Drought, warm winters seen hitting Indian rapeseed output

17 Jan, 2016

A lag in sowing in India's parched farms and the warmest winter in some areas in at least five years could hit rapeseed production and reduce its oil content, farmers and traders said, raising the prospect of higher vegetable oil imports. Prices of rapeseed, the main winter oilseed with the highest oil content, touched a record high in 2015 after India's first back-to-back droughts in nearly three decades and unseasonal rains hit output.
"This year the output of rapeseed will fall and the crop will also have less oil content due to warm weather and a lack of water," said Dinesh Garg, a farmer from the key rapeseed producing state of Madhya Pradesh in central India. Garg said his rapeseed acreage has shrunk to a third of what it was last season. India's overall rapeseed production could fall 7-8 percent, a trader in the top rapeseed-producing Rajasthan state said, from an estimated 5 million tonnes last year.

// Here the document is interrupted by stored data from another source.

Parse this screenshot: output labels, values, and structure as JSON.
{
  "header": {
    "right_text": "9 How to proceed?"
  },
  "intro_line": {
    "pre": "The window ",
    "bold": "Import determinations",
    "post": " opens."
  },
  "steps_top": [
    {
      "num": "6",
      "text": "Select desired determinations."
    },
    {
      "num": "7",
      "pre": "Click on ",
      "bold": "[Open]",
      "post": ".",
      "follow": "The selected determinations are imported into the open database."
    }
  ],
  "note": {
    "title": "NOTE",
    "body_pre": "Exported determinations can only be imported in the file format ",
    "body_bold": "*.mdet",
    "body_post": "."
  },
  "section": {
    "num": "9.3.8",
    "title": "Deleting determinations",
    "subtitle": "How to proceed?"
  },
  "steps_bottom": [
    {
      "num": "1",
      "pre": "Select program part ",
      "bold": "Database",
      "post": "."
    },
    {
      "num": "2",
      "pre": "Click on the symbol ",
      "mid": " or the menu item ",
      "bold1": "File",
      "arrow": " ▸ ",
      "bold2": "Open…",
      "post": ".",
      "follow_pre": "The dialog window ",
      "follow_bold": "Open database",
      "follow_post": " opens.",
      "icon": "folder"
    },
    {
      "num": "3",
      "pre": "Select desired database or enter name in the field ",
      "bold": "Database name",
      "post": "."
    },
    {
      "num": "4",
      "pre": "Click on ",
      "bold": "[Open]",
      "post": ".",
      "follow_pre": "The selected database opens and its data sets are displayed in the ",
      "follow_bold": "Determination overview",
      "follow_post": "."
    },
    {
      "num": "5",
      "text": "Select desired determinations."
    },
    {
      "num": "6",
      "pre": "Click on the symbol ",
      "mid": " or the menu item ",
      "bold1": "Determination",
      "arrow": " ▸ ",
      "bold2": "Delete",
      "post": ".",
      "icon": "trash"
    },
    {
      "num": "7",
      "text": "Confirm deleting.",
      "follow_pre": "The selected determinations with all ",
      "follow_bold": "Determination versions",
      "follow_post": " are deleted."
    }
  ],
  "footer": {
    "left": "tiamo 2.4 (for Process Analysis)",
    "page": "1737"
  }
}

Indian farmers have cultivated rapeseed on 6.28 million hectares of land in the sowing season that began October 1, 2015, down 3.2 percent from a year earlier, according to data released by the federal farm ministry on Friday. Temperatures in northern and central India last month and so far in January have been the highest in at least five years for the period and will impact winter-sown crops, said G.P. Sharma, meteorology expert at private weather forecaster Skymet.
The government says it is trying to help. Federal Farm Minister Radha Mohan Singh said on Friday the Indian Council of Agricultural Research has been developing new varieties of seeds to tackle the effect of climate change on agricultural productivity. Singh also announced that New Delhi will launch its first major crop damage insurance scheme for farmers in the fiscal year starting April 1. Lower supplies of oilseeds may prompt India, which consumes 18-19 million tonnes of edible oil annually, to boost purchases of cheaper vegetable oils from top producing countries such as Malaysia and Indonesia.
In the marketing year ended October 2015, Asia's third largest economy made record imports of vegetable oil, its third highest overseas spend after crude and gold. Higher temperatures and a drop in sowing could also affect wheat production, though India has robust stocks of the grain.